Se queste pene efferate raramente si applicavano ciò si deve alla mitezza dei costumi che correggeva in qualche modo la ferocia delle leggi. Tali erano i primi benefizi che Vittorio Emanuele largiva al suo popolo! Questo principe debole, solito dire che aveva dormito quindicianni (il tempo della occupazione francese), odiava sino alla frenesia tutto ciò che sapesse di Francia. Così per darne un esempio, sul principio del suo regno si agitò la questione se dovesse essere distrutto il magnifico ponte edificato da Napoleone sul Po, e fu nominata una Commissione per vedere se fosse possibile cancellar dalle monete, senza però danneggiarle, l'effigie dell'Usurpatore.
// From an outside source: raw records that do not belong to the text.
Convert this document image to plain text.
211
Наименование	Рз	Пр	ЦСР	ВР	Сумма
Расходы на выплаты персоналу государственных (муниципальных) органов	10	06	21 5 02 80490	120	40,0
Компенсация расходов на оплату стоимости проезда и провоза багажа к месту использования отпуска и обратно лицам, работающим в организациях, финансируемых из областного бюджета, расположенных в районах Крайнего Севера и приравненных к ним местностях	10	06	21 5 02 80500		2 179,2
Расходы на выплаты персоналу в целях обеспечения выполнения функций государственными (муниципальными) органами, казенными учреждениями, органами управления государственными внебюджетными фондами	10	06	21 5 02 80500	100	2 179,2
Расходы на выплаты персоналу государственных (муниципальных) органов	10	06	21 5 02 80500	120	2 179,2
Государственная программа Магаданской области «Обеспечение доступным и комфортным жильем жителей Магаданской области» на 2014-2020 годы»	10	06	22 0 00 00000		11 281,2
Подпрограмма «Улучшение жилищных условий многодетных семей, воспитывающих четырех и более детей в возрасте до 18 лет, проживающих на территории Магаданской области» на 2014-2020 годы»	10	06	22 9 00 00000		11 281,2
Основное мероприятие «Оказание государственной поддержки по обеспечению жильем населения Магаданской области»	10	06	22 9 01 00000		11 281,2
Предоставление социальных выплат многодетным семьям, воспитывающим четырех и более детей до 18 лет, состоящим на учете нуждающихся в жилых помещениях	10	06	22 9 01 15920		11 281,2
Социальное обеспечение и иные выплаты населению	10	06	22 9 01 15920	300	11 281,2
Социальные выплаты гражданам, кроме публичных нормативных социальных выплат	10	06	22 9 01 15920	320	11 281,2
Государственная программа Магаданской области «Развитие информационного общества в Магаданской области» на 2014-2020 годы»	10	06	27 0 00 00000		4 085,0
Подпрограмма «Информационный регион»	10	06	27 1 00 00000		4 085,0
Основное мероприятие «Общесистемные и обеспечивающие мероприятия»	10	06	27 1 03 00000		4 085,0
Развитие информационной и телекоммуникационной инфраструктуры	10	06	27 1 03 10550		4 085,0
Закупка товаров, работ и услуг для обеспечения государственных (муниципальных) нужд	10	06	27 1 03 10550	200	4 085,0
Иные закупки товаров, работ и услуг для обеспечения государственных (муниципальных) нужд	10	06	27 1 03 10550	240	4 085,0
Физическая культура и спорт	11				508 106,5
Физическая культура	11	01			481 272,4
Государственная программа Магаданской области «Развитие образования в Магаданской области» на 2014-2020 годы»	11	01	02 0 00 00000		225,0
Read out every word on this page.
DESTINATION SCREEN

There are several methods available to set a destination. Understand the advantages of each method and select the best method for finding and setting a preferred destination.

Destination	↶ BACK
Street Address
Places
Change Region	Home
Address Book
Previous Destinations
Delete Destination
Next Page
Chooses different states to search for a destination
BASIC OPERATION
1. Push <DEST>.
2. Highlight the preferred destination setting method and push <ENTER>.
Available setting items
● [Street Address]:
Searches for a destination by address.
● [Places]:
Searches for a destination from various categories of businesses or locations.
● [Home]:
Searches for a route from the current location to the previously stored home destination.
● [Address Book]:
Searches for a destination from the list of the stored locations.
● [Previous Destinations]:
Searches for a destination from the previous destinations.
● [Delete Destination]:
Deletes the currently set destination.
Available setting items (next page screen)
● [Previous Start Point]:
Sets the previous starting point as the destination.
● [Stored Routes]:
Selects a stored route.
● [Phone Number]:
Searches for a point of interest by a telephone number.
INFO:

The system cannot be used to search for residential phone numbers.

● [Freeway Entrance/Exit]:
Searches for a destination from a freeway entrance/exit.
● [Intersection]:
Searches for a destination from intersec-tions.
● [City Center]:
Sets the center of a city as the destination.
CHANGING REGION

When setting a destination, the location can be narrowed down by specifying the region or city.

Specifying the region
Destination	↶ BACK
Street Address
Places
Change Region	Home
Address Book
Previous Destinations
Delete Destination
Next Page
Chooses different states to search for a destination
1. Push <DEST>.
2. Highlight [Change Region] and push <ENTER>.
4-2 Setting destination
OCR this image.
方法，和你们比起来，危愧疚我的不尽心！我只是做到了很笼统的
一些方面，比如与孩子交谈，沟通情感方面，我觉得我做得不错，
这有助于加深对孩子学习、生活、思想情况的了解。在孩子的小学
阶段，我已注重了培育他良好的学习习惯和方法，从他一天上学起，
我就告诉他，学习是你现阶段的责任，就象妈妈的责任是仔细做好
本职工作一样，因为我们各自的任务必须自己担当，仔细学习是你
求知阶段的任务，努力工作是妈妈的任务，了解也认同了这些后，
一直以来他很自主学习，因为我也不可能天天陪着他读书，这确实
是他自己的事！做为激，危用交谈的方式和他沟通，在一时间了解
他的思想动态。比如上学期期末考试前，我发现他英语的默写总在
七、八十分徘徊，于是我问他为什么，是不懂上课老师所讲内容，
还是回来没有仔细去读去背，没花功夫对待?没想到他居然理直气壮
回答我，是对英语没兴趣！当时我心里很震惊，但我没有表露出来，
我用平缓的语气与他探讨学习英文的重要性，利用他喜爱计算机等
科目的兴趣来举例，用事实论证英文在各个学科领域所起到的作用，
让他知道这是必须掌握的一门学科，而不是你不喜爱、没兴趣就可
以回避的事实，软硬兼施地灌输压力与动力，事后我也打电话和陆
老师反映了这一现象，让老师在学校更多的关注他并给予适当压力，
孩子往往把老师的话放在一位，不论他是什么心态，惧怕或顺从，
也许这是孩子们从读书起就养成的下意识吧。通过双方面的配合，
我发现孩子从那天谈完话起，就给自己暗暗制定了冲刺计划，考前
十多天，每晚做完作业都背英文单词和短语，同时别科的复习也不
Un povero scrivano della tesoreria fu licenziato per avere scritto un r così alla francese, invece di r.
L'arbitrio ed il favore avevano invaso il santuario della giustizia, e non di rado accadeva che una sentenza legalmente pronunziata fosse cancellata da un decreto reale o lettera di grazia. Talvolta il re evocando a sé una causa fra privati, ordinava ad altro tribunale di giudicarla di nuovo senza riguardo alcuno alla decisione precedente. Tal altra si dava facoltà ad alcuno di produrre una prova o di fare eccezione contro al disposto della legge. In altre occasioni la causa era rimandata allo stesso tribunale per un nuovo giudizio. È facile comprendere quanto questo costume di annullare sentenze di già pronunziate nuocesse al corso della giustizia e al credito dei magistrati.
Alcuni dei fatti, precedentemente riferiti in queste memorie, possono aver dato al lettore qualche idea del rispetto che si aveva della libertà individuale.